After scrambling along for some seven hundred feet, the young homesteaders beheld a donkey engine, puffing, snorting, and rocking on its skids from the exertion, close beside a spur of track upon which stood several flat cars.
When the log was abreast of one of them, the hauling cable was released. Others were adjusted, again the “donkey” puffed, and the section of tree trunk was pulled aboard.
“Only think of bringing in a log from where that one lay and loading it on a car without a man’s lifting a pound!” exclaimed Phil. “Wouldn’t it make the Eastern lumbermen open their eyes, though! There, you know, Mr. Anderson, the logs are handled by hand and horses in the woods.”
“We couldn’t afford to do that here, it would take too many men and too much time. But if you think it would surprise them to see how we handle logs, what would they say when they saw our donkey load itself?”

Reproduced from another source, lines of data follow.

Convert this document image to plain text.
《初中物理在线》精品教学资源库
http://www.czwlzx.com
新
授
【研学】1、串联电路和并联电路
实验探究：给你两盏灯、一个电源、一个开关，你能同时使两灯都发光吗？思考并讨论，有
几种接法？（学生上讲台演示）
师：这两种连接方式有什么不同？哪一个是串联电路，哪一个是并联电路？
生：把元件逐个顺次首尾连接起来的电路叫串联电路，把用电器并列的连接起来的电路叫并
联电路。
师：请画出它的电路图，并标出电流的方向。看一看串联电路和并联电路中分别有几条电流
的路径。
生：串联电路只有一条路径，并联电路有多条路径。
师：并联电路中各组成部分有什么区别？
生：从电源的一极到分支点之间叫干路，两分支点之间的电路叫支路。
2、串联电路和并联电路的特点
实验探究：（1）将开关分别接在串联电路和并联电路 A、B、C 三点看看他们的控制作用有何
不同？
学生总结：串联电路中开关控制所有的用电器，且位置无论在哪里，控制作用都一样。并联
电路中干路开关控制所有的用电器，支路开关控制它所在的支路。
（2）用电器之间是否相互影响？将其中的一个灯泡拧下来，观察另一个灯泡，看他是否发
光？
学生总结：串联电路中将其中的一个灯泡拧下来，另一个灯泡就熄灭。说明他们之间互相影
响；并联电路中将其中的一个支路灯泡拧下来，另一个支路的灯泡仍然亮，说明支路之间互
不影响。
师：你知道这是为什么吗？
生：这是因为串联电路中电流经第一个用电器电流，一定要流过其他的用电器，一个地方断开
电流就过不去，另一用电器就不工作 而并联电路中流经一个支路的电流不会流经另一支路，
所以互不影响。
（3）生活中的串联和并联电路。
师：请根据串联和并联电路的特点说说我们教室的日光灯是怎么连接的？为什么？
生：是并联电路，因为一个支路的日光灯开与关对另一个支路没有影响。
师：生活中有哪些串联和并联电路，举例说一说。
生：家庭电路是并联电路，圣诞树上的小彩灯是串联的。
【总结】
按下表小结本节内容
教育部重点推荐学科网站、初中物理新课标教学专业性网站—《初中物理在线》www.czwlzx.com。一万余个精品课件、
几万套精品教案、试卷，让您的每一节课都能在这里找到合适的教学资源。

“There is a limit even to our credulity, Mr. Anderson,” smiled Ted.
“But I’m telling you the truth. You notice the ends of the donkey’s skids are hewed like sled-runners, don’t you?”
“Yes.”
“Well, that’s so the engine can be pulled along. We simply hitch the cables to trees, the drums wind up, and the donkey pulls itself over the ground. When it is opposite the car on which it is to be loaded, we readjust the cables around other trees and it pulls itself aboard.”
“It’s wonderful,” exclaimed Ted. “You Westerners can certainly show the rest of the country how to do things in a big way.”